Man merkt es Menschen in schweren Situationen oft tatsächlich an, dass sie so nach vorne denken und fragen: „Wie kann jetzt Gottes Wirken an mir offenbar werden?“
Ich denke an eine Familie aus einer früheren Gemeinde, vor der ich ziemliche Hochachtung habe. Der Sohn war Konfirmand, ich machte einen Hausbesuch. Da redeten sein Vater, seine Mutter und deren beide neue Partner freundlich und friedlich von der Gestaltung der Konfirmation. Und ich merkte: Da hatten die getrennten Eltern wohl offenbar erkannt, dass zu einem Streit immer zwei gehören. Offenbar hatten sie beschlossen, sich nicht länger mit der Frage, wer schuld sei, aufzuhalten, sondern aus dem, was ist, das Beste zu machen. Der Liebe war Streit, aber dem Streit gegenseitiger Respekt gefolgt, und ich dachte: „Wenn es in einer Ehe nicht mehr geht, ist das die christlichste Weise, damit umzugehen.“
Anderen spürt man das Licht Jesu Christi daran ab, wie sie trotz schwerer Schicksalsschläge nicht verbittern, sondern eine positive Haltung behalten. Den meisten fallen wohl solche Menschen ein. Bei mir sind es meine Eltern. Mein Vater, der von einem Krankenhaus- aufenthalt berichtete: „Ich konnte nachts nicht schlafen, also habe ich einfach an alle möglichen Menschen gedacht, die mir am Herzen liegen und für sie gebetet.“ Oder  meine Mutter, die seit Jahren mit einem Nachlassen ihrer Kräfte klar kommen muss, aber nicht jammert, sondern sich im Rahmen ihrer Möglichkeiten immer wieder neue Ziele steckt. Selbst als sie neulich sehr kritisch erkrankt im Krankenhaus lag, hat sie den Ausblick aus ihrem Krankenhausfenster noch fotografiert.
Wenn Menschen nicht fragen „Womit habe ich das verdient?“, sondern überlegen, wie sie nach Gottes Willen jetzt leben sollen, ist viel von Gottes Güte an ihnen zu spüren.

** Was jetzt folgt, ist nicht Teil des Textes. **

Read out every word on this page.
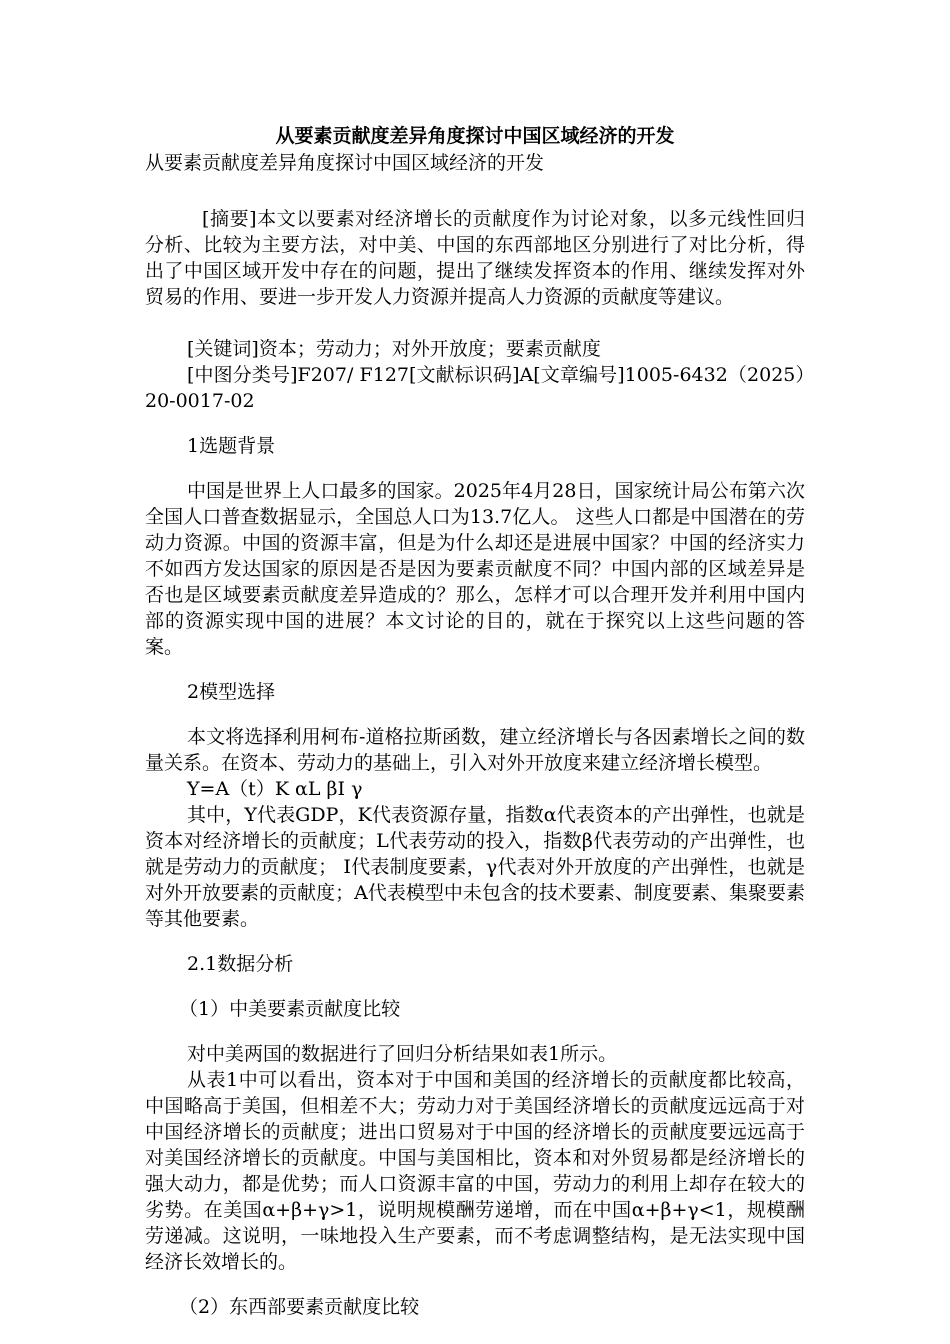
从要素贡献度差异角度探讨中国区域经济的开发

从要素贡献度差异角度探讨中国区域经济的开发

[摘要]本文以要素对经济增长的贡献度作为讨论对象，以多元线性回归分析、比较为主要方法，对中美、中国的东西部地区分别进行了对比分析，得出了中国区域开发中存在的问题，提出了继续发挥资本的作用、继续发挥对外贸易的作用、要进一步开发人力资源并提高人力资源的贡献度等建议。

[关键词]资本；劳动力；对外开放度；要素贡献度

[中图分类号]F207/ F127[文献标识码]A[文章编号]1005-6432（2025）20-0017-02

1选题背景

中国是世界上人口最多的国家。2025年4月28日，国家统计局公布第六次全国人口普查数据显示，全国总人口为13.7亿人。 这些人口都是中国潜在的劳动力资源。中国的资源丰富，但是为什么却还是进展中国家？中国的经济实力不如西方发达国家的原因是否是因为要素贡献度不同？中国内部的区域差异是否也是区域要素贡献度差异造成的？那么，怎样才可以合理开发并利用中国内部的资源实现中国的进展？本文讨论的目的，就在于探究以上这些问题的答案。

2模型选择

本文将选择利用柯布-道格拉斯函数，建立经济增长与各因素增长之间的数量关系。在资本、劳动力的基础上，引入对外开放度来建立经济增长模型。

Y=A（t）K αL βI γ

其中，Y代表GDP，K代表资源存量，指数α代表资本的产出弹性，也就是资本对经济增长的贡献度；L代表劳动的投入，指数β代表劳动的产出弹性，也就是劳动力的贡献度； I代表制度要素，γ代表对外开放度的产出弹性，也就是对外开放要素的贡献度；A代表模型中未包含的技术要素、制度要素、集聚要素等其他要素。

2.1数据分析

（1）中美要素贡献度比较

对中美两国的数据进行了回归分析结果如表1所示。

从表1中可以看出，资本对于中国和美国的经济增长的贡献度都比较高，中国略高于美国，但相差不大；劳动力对于美国经济增长的贡献度远远高于对中国经济增长的贡献度；进出口贸易对于中国的经济增长的贡献度要远远高于对美国经济增长的贡献度。中国与美国相比，资本和对外贸易都是经济增长的强大动力，都是优势；而人口资源丰富的中国，劳动力的利用上却存在较大的劣势。在美国α+β+γ>1，说明规模酬劳递增，而在中国α+β+γ<1，规模酬劳递减。这说明，一味地投入生产要素，而不考虑调整结构，是无法实现中国经济长效增长的。

（2）东西部要素贡献度比较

Genauso kann und soll das gehen bei fremdem Leid. Nicht die Frage „Wer ist schuld daran?“ soll im Vordergrund stehen, sondern die Frage: „Wie können wir als Christen helfen und so Jesu Licht weitergeben?“ Aus dieser Frage heraus ist schon viel Gutes in unserem Land entstanden. Große diakonische Werke und kleine Diakonievereine haben ihre Arbeit unter dieses Motto gestellt. Aber ebenso ist unter diesem Motto Nachbarschaftshilfe und vieles mehr entstanden. In einer früheren Gemeinde gab es eine Hausaufgabenhilfe für Schüler, die sich mit dem Lernen schwer taten. Angestoßen und geleitet wurde sie von einem Mann, der wegen schwerer Herzerkrankung nicht mehr berufstätig sein konnte, aber eine Aufgabe suchte.
Die Frage „Womit habe ich, hat er, hat sie das verdient?“ führt nicht weiter. Besser, wenn uns die frage prägt: „Wie kann jetzt Gottes Wirken an mir offenbar werden?“ Denn dann geben wir das Licht Jesu, das uns bescheint, weiter. Dass uns das gelingt, dazu schenke uns Gott seinen heiligen Geist. Amen.

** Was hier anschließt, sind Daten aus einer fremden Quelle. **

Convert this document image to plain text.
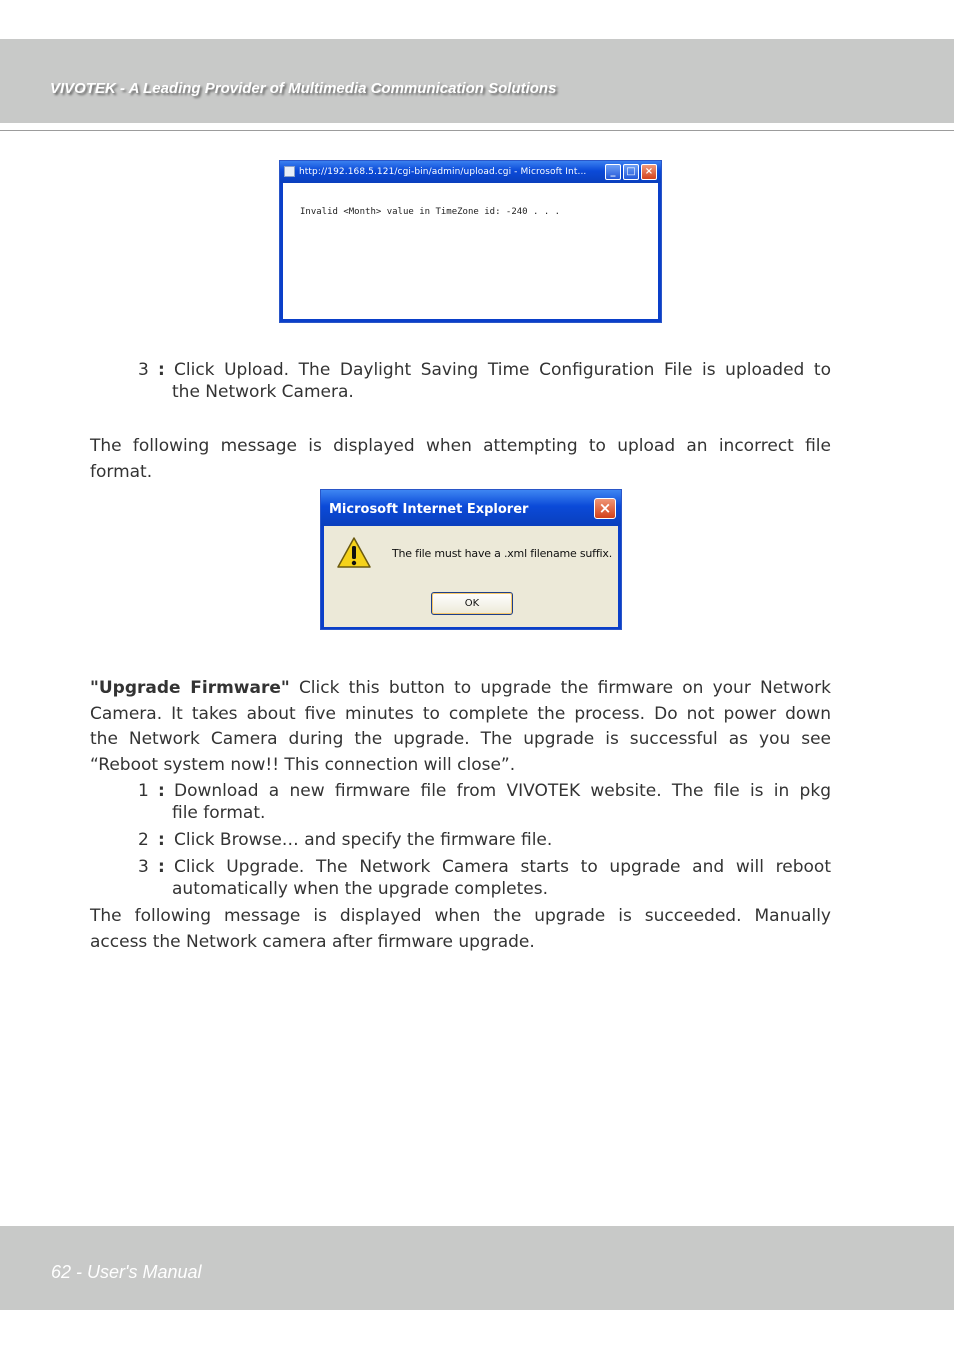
VIVOTEK - A Leading Provider of Multimedia Communication Solutions
http://192.168.5.121/cgi-bin/admin/upload.cgi - Microsoft Int...	_	□ ×
Invalid <Month> value in TimeZone id: -240 . . .
3 : Click Upload. The Daylight Saving Time Configuration File is uploaded to
the Network Camera.
The following message is displayed when attempting to upload an incorrect file
format.
Microsoft Internet Explorer	×
The file must have a .xml filename suffix.
OK
"Upgrade Firmware" Click this button to upgrade the firmware on your Network
Camera. It takes about five minutes to complete the process. Do not power down
the Network Camera during the upgrade. The upgrade is successful as you see
“Reboot system now!! This connection will close”.
1 : Download a new firmware file from VIVOTEK website. The file is in pkg
file format.
2 : Click Browse… and specify the firmware file.
3 : Click Upgrade. The Network Camera starts to upgrade and will reboot
automatically when the upgrade completes.
The following message is displayed when the upgrade is succeeded. Manually
access the Network camera after firmware upgrade.
62 - User's Manual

Der Friede Gottes, der höher ist als alle Vernunft, bewahre unsere Herzen und Sinne in Christus Jesus. Amen.  

Guter Gott, dein Licht scheint durch Jesus in unser Leben. Hilf, dass es uns Mut, Kraft und Zuversicht für jeden Tag gibt. Hilf uns, dein Licht weiterzugeben, indem wir uns um Frieden bemühen und für andere da sind. Erleuchte uns, dass wir die richtigen Worte und Taten finden. Sei mit deinem Licht bei den Menschen im Leid, dass sie dadurch Trost bekommen. So begleite und geleite uns durchs Leben. Amen.

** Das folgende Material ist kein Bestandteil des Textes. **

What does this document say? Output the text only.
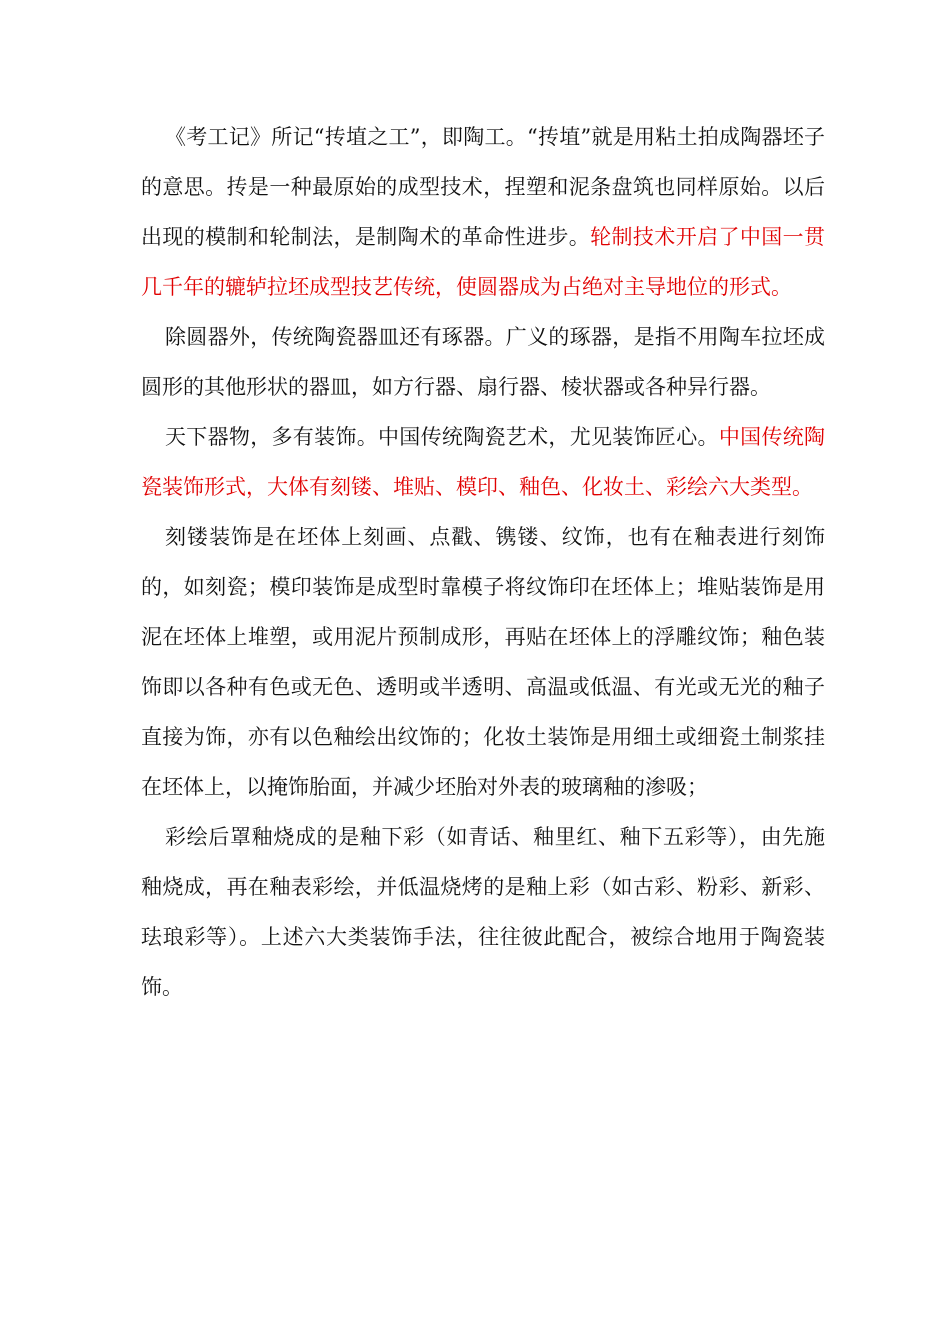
《考工记》所记“抟埴之工”，即陶工。“抟埴”就是用粘土拍成陶器坯子的意思。抟是一种最原始的成型技术，捏塑和泥条盘筑也同样原始。以后出现的模制和轮制法，是制陶术的革命性进步。轮制技术开启了中国一贯几千年的辘轳拉坯成型技艺传统，使圆器成为占绝对主导地位的形式。

除圆器外，传统陶瓷器皿还有琢器。广义的琢器，是指不用陶车拉坯成圆形的其他形状的器皿，如方行器、扇行器、棱状器或各种异行器。

天下器物，多有装饰。中国传统陶瓷艺术，尤见装饰匠心。中国传统陶瓷装饰形式，大体有刻镂、堆贴、模印、釉色、化妆土、彩绘六大类型。

刻镂装饰是在坯体上刻画、点戳、镌镂、纹饰，也有在釉表进行刻饰的，如刻瓷；模印装饰是成型时靠模子将纹饰印在坯体上；堆贴装饰是用泥在坯体上堆塑，或用泥片预制成形，再贴在坯体上的浮雕纹饰；釉色装饰即以各种有色或无色、透明或半透明、高温或低温、有光或无光的釉子直接为饰，亦有以色釉绘出纹饰的；化妆土装饰是用细土或细瓷土制浆挂在坯体上，以掩饰胎面，并减少坯胎对外表的玻璃釉的渗吸；

彩绘后罩釉烧成的是釉下彩（如青话、釉里红、釉下五彩等），由先施釉烧成，再在釉表彩绘，并低温烧烤的是釉上彩（如古彩、粉彩、新彩、珐琅彩等）。上述六大类装饰手法，往往彼此配合，被综合地用于陶瓷装饰。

Vater unser im Himmel. Geheiligt werde dein Name. Dein Reich komme. Dein Wille geschehe, wie im Himmel, so auf Erden. Unser tägliches Brot gib uns heute. Und vergib uns unsere Schuld, wie auch wir vergeben unsern Schuldigern. Und führe uns nicht in Versuchung, sondern erlöse uns von dem Bösen. Denn dein ist das Reich und die Kraft und die Herrlichkeit in Ewigkeit. Amen.

Es segne und behüte dich der allmächtige und barmherzige Gott, der Vater, der Sohn und der heilige Geist. Amen.